Des conclusions que l'institution de la rue Cambon avait déjà anticipé dans son précédent rapport de 2012 sur les frais de la filière en 2010. En cause: le vieillissement des centrales de l'Hexagone.

Le prix du mégawatheure, lui, a augmenté de 20,6%, en euros courant. En euros constant, la hausse serait moindre, à 16%. Il est passé de 49,6 euros en 2010, à 59,8 en 2013. Avec un impact direct sur le consommateur puisque, selon les magistrats, les coûts de production nucléaire compte pour 40% du prix payé par les clients. Les tarifs réglementés de l'électricité ont d'ailleurs augmenté de 5% en France en août 2013, et une hausse similaire doit intervenir cet été.

La maintenance très coûteuse

 
 

Cette forte poussée est principalement due aux investissements de maintenance, qui ont bondi de 117,7% en trois ans, constate la Cour. Cette ligne de dépenses est celle qui a le plus fortement augmenté, loin devant les provisions pour la gestion des déchets et du combustible usé (+14,8%), celles liées au démantèlement (+12,8%), et les dépenses d'exploitation (+10,9%).

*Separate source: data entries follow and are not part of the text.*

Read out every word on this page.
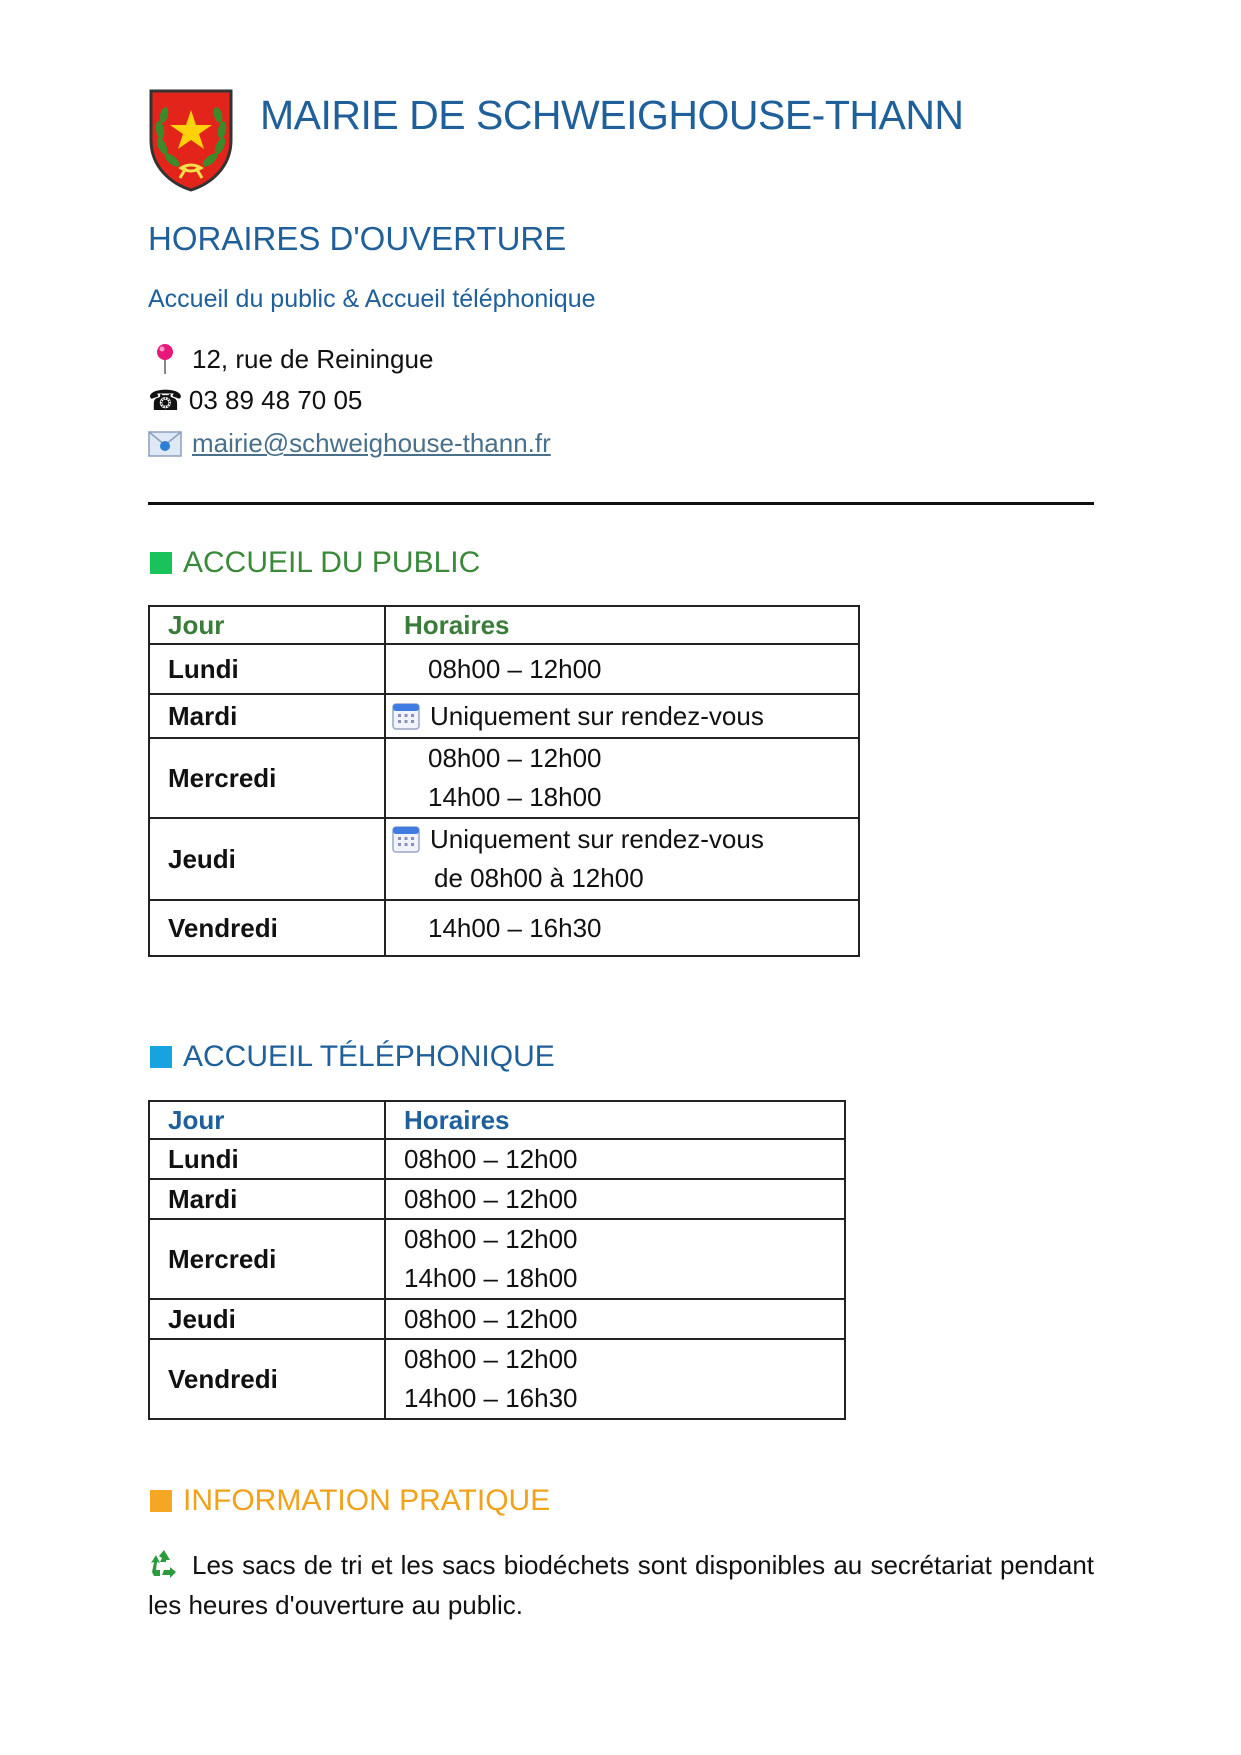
MAIRIE DE SCHWEIGHOUSE-THANN
HORAIRES D'OUVERTURE
Accueil du public & Accueil téléphonique
12, rue de Reiningue
☎ 03 89 48 70 05
mairie@schweighouse-thann.fr
ACCUEIL DU PUBLIC
Jour	Horaires
Lundi	08h00 – 12h00
Mardi	Uniquement sur rendez-vous
Mercredi	08h00 – 12h00
14h00 – 18h00

Jeudi	Uniquement sur rendez-vous
de 08h00 à 12h00

Vendredi	14h00 – 16h30
ACCUEIL TÉLÉPHONIQUE
Jour	Horaires
Lundi	08h00 – 12h00
Mardi	08h00 – 12h00
Mercredi	08h00 – 12h00
14h00 – 18h00

Jeudi	08h00 – 12h00
Vendredi	08h00 – 12h00
14h00 – 16h30
INFORMATION PRATIQUE
Les sacs de tri et les sacs biodéchets sont disponibles au secrétariat pendant les heures d'ouverture au public.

En valeur absolue, ce sont les dépenses d'exploitation, qui concernent l'achat de combustible, les salaires, les impôts et la logistique, qui coûtent désormais le plus cher. Elles sont passées de 9 milliards d'euros en 2010 à plus de 10 milliards en 2013. Elles pèsent le plus dans le coût du mégawatheure, pour 41% du total.

Les "investissements de maintenance, en particulier de sûreté, n'ont pas encore atteint leur maximum; ils devraient encore sensiblement progresser jusqu'en 2017, avant de commencer à diminuer", souligne la Cour des comptes.

90 milliards d'ici à 2033

EDF avait déjà indiqué que ses dépenses pour augmenter la durée de vie –normalement de 40 ans- des 58 réacteurs qu'il exploite atteindraient 55 milliards d'euros d'ici 2025. Un montant que la Cour juge optimiste: elle-même prévoit qu'il lui en coûtera environ 90 milliards entre 2011 et 2033.

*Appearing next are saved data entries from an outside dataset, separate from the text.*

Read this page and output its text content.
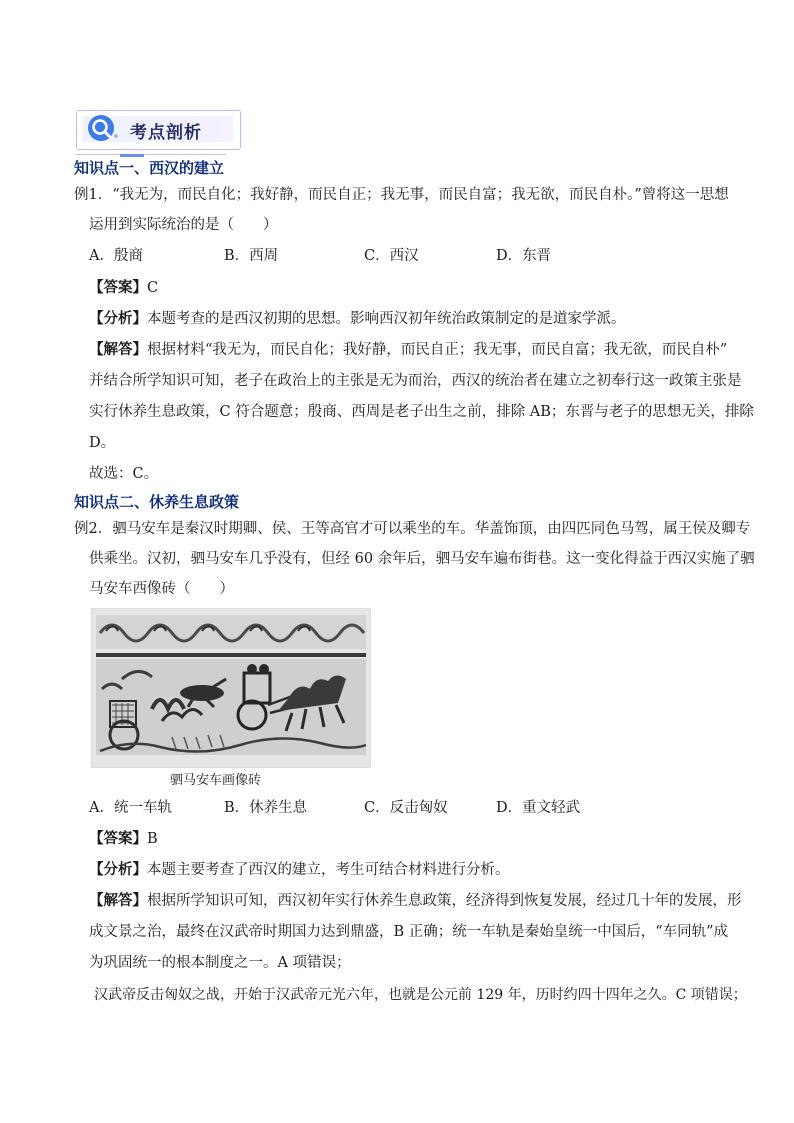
考点剖析
知识点一、西汉的建立
例1．“我无为，而民自化；我好静，而民自正；我无事，而民自富；我无欲，而民自朴。”曾将这一思想
运用到实际统治的是（　　）
A．殷商	B．西周	C．西汉	D．东晋
【答案】C
【分析】本题考查的是西汉初期的思想。影响西汉初年统治政策制定的是道家学派。
【解答】根据材料“我无为，而民自化；我好静，而民自正；我无事，而民自富；我无欲，而民自朴”
并结合所学知识可知，老子在政治上的主张是无为而治，西汉的统治者在建立之初奉行这一政策主张是
实行休养生息政策，C 符合题意；殷商、西周是老子出生之前，排除 AB；东晋与老子的思想无关，排除
D。
故选：C。
知识点二、休养生息政策
例2．驷马安车是秦汉时期卿、侯、王等高官才可以乘坐的车。华盖饰顶，由四匹同色马驾，属王侯及卿专
供乘坐。汉初，驷马安车几乎没有，但经 60 余年后，驷马安车遍布街巷。这一变化得益于西汉实施了驷
马安车西像砖（　　）
驷马安车画像砖
A．统一车轨	B．休养生息	C．反击匈奴	D．重文轻武
【答案】B
【分析】本题主要考查了西汉的建立，考生可结合材料进行分析。
【解答】根据所学知识可知，西汉初年实行休养生息政策，经济得到恢复发展，经过几十年的发展，形
成文景之治，最终在汉武帝时期国力达到鼎盛，B 正确；统一车轨是秦始皇统一中国后，“车同轨”成
为巩固统一的根本制度之一。A 项错误；
汉武帝反击匈奴之战，开始于汉武帝元光六年，也就是公元前 129 年，历时约四十四年之久。C 项错误；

Dans le cadre de la transition énergétique, François Hollande s'est engagé à ramener de 75% à 50% la part du nucléaire dans la production totale d'électricité en France en 2025. La Cour appelle l'Etat, qui détient 84,4% du capital d'EDF, à se prononcer rapidement sur un éventuel prolongement du parc existant au-delà de 40 ans. De quoi "permettre aux acteurs, notamment à EDF, de planifier les actions et les investissements qui en résulteront".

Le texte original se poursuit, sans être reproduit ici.